One Giant Leap for Privacy: Texas Now Requires a Warrant for Content
On June 14, the Lone Star State became a national leader in electronic privacy by enacting HB 2268: a bill requiring Texas law enforcement officials to obtain a warrant before accessing email and other communications content. Texas Governor Rick Perry signed the measure, which passed in the legislature overwhelmingly.
By requiring a warrant for communications content, Texas took two huge steps forward: First, it updated, at the state and local level, an electronic communications privacy law in a way that makes sense for our 21st century world. The old standard was based on a 27-year old federal law, the Electronic Communications Privacy Act (ECPA). ECPA sets the federal standard as well as a privacy floor for state law. ECPA and the old Texas law left gaping legal loopholes: Texas law enforcement officials could seize, without a warrant, opened email no matter its age, unopened email more than 180 days old, and documents, calendars, pictures and other information that Texans stored in the cloud. In addition, emails stored on a user’s desktop computer were protected, while emails stored with service providers were not.

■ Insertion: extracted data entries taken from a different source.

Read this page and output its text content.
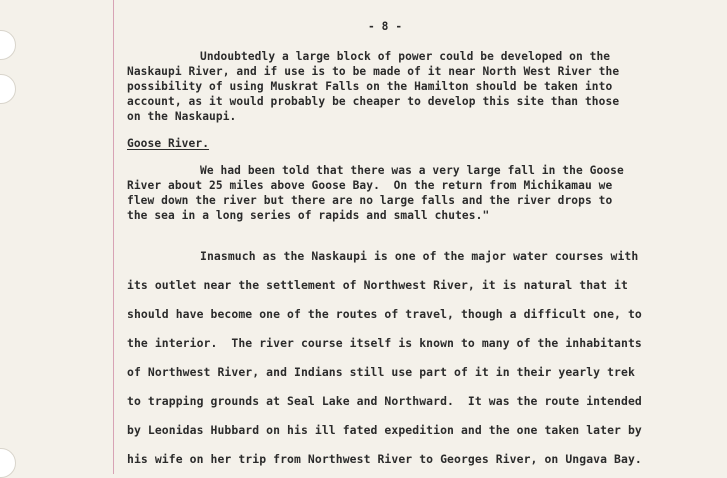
- 8 -
Undoubtedly a large block of power could be developed on the
Naskaupi River, and if use is to be made of it near North West River the
possibility of using Muskrat Falls on the Hamilton should be taken into
account, as it would probably be cheaper to develop this site than those
on the Naskaupi.
Goose River.
We had been told that there was a very large fall in the Goose
River about 25 miles above Goose Bay.  On the return from Michikamau we
flew down the river but there are no large falls and the river drops to
the sea in a long series of rapids and small chutes."
Inasmuch as the Naskaupi is one of the major water courses with
its outlet near the settlement of Northwest River, it is natural that it
should have become one of the routes of travel, though a difficult one, to
the interior.  The river course itself is known to many of the inhabitants
of Northwest River, and Indians still use part of it in their yearly trek
to trapping grounds at Seal Lake and Northward.  It was the route intended
by Leonidas Hubbard on his ill fated expedition and the one taken later by
his wife on her trip from Northwest River to Georges River, on Ungava Bay.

These distinctions do not reflect user expectations today. Today, most communications providers offer their users nearly unlimited storage capacity and emails are often kept indefinitely (as letters and other correspondence used to be). In addition, email providers have made it easier than ever before to search, save and retrieve digital communications, and much of these communications are stored on the providers’ computers. Unfortunately, courts have been slow to address the application of the Fourth Amendment to these changes. As a result, consumers are confused about the security of their data. Today, consumers in Texas can rest assured that Texas law enforcement officials will only read their email when they have a warrant.
Second, requiring a warrant for content will help grow the cloud computing industry in Texas — an industry expected to expand to $241 billion globally by 2020. Businesses across the world are increasingly turning to cloud-based services in order to save money on equipment and to achieve better computing reliability and data security. Thus far, American companies, including several in Texas, have been the global leaders in cloud computing, which has resulted in innovation, economic growth, and job creation. Cloud computing companies need to be able to assure their customers that data stored in the cloud will be as secure against government access as data stored locally. By applying the same protections to all stored communications, Texas is helping local companies give that assurance, and is making an important contribution to the protection of America’s stake in a booming industry that will continue to grow well into the future.
While a great overall example of what needs to be done to bring consumer privacy laws up to speed with modern technology, two provisions of HB 2268 raise concerns. The statute’s long-arm authority will mean that a communications service provider in a distant “reciprocity state” (currently California, Florida and Minnesota) can be served with a warrant from Texas even if the provider has little connection to Texas. In addition, the time limits the statute imposes for communications service providers to respond to demands that they turn over user content could actually be counterproductive. It could slow disclosures in priority and emergency cases as providers put those demands aside in order to fulfill lower priority demands that are already approaching the statutorily imposed deadline. Allowing judges to tailor deadlines to the circumstances seems more appropriate.
The big news here, though, is that Texas beat U.S. Congress to the punch by updating its own electronic privacy laws first by requiring a warrant for law enforcement access to stored communications content. It is now time for Congress to follow Texas’s example and pass measure that would do the same thing, the ECPA Amendments Act, S. 607, which was reported by the Senate Judiciary Committee in April. In fact, it’s time for other states to follow Texas’s lead and pass legislation to update their own electronic communications privacy laws.